今回の検証リポジトリは以下の場所にあります。
https://github.com/techlabxe/CheckVkAllocator
発生条件
現在手元で確認できているのは、 NVIDIA の環境を用いて、「ディスクリプタセットを個別に解放せずに、 vkResetDescriptorPool でプール全体をリセット」を行うような場合に発生します。個別のディスクリプタセットを解放する vkFreeDescriptorSets を用いた場合には、今回の症状は発生しません。
検証用のプログラムでは、各描画フレーム毎にディスクリプタプールを用意して、フレーム先頭でリセット(もしくは解放)を行います。そして現フレームで使用するディスクリプタを再度割り当てて、中身をセットして描画するというものにしています。

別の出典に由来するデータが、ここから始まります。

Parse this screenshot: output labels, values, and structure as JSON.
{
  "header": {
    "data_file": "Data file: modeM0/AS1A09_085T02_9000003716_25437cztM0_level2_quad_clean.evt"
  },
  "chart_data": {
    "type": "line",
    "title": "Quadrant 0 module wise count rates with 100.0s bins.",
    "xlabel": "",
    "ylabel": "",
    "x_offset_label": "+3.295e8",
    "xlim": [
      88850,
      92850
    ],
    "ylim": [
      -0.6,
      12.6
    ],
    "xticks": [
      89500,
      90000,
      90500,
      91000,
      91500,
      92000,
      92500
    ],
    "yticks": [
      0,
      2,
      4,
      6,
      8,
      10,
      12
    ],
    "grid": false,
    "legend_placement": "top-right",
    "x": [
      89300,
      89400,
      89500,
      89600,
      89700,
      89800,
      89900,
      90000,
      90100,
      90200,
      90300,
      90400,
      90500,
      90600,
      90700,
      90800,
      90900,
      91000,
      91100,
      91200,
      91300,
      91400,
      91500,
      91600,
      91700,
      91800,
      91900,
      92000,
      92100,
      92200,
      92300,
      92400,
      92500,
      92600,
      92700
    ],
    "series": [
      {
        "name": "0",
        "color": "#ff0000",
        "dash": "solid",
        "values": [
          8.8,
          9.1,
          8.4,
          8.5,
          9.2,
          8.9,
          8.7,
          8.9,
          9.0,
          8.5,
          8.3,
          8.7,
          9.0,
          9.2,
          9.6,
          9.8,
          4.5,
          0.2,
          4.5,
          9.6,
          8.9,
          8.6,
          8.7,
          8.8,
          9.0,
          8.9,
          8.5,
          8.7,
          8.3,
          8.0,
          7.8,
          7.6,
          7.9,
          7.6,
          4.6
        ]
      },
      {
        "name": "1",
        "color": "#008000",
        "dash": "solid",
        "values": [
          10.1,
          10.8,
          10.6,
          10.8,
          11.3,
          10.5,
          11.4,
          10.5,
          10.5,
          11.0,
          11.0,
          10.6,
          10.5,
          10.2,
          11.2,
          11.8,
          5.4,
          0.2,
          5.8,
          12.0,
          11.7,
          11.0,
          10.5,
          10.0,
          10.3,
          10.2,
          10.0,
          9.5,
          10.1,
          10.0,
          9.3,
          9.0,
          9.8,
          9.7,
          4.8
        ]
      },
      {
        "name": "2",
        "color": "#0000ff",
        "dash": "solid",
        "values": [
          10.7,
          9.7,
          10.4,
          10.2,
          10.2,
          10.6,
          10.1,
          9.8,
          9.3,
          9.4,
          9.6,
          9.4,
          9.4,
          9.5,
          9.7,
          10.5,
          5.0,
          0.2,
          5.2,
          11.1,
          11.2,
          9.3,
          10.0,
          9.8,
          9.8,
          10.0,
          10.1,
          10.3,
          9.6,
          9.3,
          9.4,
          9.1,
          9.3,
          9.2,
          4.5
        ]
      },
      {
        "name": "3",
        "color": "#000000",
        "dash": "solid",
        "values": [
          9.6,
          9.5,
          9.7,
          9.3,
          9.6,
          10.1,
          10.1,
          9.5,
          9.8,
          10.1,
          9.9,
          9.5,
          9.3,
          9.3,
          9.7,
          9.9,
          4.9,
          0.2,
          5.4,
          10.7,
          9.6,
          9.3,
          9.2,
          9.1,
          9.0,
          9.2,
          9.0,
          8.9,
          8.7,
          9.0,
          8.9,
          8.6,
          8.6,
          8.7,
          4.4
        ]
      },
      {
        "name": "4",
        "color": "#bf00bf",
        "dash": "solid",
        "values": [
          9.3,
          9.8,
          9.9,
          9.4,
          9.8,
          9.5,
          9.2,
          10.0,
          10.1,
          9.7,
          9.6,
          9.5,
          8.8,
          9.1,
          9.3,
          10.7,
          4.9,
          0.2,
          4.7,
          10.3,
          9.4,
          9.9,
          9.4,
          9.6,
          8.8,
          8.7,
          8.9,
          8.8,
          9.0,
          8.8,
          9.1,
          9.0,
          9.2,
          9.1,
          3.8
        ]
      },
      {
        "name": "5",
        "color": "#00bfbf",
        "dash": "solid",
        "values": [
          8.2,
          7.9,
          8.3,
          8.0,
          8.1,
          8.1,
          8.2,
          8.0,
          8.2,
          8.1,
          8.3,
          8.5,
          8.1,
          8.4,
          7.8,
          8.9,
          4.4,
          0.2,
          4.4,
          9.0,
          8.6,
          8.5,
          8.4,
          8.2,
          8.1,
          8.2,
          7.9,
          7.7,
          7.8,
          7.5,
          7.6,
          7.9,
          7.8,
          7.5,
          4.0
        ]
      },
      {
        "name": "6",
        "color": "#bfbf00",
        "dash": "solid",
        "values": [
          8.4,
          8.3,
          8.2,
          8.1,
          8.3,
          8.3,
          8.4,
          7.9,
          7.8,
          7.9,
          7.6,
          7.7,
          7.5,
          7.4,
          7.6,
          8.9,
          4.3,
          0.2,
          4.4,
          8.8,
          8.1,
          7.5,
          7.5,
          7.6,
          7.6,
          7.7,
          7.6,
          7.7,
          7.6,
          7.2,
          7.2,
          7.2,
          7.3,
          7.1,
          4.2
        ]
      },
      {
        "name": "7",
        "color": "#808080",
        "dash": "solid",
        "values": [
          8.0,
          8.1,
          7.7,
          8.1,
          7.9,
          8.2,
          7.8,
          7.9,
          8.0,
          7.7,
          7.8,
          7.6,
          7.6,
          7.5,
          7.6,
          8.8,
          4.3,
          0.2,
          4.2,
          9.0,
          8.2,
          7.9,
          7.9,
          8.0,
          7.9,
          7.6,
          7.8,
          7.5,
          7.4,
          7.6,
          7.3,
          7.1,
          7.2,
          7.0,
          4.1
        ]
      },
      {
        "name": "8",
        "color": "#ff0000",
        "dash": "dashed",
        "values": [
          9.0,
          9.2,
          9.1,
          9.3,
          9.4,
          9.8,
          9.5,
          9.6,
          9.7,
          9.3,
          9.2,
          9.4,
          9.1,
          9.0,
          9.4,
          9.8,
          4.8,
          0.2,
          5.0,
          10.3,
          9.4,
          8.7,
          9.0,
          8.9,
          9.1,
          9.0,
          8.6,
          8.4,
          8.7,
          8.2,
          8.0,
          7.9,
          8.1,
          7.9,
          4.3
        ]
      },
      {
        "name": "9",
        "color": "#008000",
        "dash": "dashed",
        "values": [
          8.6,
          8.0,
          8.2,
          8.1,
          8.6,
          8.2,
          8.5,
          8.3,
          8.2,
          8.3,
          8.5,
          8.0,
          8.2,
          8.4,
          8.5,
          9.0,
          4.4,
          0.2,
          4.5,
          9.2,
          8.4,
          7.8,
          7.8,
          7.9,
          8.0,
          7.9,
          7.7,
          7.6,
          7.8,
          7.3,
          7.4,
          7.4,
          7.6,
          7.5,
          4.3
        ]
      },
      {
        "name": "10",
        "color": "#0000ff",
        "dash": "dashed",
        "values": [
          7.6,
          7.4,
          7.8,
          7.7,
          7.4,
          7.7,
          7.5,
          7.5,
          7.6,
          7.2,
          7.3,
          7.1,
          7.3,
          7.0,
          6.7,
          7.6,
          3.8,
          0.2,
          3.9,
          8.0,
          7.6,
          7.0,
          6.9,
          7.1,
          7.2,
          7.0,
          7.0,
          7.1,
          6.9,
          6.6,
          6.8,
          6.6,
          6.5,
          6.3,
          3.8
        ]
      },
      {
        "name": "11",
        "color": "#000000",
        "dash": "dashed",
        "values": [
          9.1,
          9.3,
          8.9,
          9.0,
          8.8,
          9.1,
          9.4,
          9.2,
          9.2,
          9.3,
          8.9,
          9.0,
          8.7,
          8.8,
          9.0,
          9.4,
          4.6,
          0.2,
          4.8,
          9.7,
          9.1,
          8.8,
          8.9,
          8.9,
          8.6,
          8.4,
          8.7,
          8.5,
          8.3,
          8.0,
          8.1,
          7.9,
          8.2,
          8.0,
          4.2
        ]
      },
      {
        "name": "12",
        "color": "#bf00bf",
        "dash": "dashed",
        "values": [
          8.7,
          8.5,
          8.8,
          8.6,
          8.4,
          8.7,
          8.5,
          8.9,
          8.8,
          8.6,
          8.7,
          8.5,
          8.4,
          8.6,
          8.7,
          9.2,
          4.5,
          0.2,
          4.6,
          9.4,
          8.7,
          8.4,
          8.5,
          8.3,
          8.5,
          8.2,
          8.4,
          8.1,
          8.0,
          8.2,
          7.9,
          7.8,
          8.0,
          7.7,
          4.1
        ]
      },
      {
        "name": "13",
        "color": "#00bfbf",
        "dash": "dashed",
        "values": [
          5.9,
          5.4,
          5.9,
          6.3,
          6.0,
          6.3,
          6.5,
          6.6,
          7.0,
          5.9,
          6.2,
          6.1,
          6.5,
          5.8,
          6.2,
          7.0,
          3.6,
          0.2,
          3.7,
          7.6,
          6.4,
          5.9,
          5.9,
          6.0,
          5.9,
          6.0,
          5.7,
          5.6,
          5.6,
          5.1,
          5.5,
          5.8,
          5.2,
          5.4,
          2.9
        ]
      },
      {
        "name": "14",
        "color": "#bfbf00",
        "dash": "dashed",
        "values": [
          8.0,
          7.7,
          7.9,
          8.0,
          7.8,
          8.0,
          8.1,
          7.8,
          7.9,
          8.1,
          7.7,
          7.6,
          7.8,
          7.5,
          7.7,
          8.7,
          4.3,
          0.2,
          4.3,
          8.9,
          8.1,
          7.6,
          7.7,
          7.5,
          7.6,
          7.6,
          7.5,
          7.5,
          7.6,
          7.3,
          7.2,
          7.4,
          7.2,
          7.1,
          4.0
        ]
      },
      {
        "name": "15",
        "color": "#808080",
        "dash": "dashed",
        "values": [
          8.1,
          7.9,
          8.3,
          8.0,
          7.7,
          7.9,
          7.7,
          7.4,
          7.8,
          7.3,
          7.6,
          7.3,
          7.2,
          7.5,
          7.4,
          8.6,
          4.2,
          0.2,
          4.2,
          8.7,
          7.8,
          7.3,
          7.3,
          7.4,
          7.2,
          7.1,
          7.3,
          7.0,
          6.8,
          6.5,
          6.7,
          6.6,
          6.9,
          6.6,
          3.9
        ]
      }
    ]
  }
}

画面からは分かりづらいかもしれませんが、今回はデバイススコープで 232 バイトのリークが確認されました。シンプルなものなので、これが1単位と思います。試しに描画で使用するディスクリプタセットを増やしていくと線形にこの値が増えていきました。
誰が確保しているのか?
リークしているオブジェクトはいったいどこで確保されたものかを確認しました。それが以下の図です。
これを見ると、 vkCreateDescriptorSetLayout 関数の実体から確保要求となっている様です。しかし単純にこの関数が悪いのかと思って調べてみましたが、どうやら描画に使用しようとしてディスクリプタセットと関連づけたときに初めてリークへと繋がるようです。
試してみるには
リポジトリを取得すると、ソースコードは1ファイルになっています。
冒頭で、bool USE_RESET_DESCRIPTOR_POOL = true; となっているところを変更すると、先に挙げたディスクリプタセットをリセットする方法を切り替えます。
まとめ
使い方が悪いのかと色々と調査してみましたが、グラフィックスボードの種類によって発生する・しないが変わったので、いくつかの環境で試すって重要ですね、と思いました。また、一応は仕様通りの使い方をしていると考えているので、不具合ならば修正されるといいなぁと思っています。
もし、自分で Vulkan API を使って描画エンジンを作っていたり、カスタムアロケータをさしてこのような問題に出遭ってしまった人(もしくはこれから出遭う)に、本記事が参考になれば幸いです。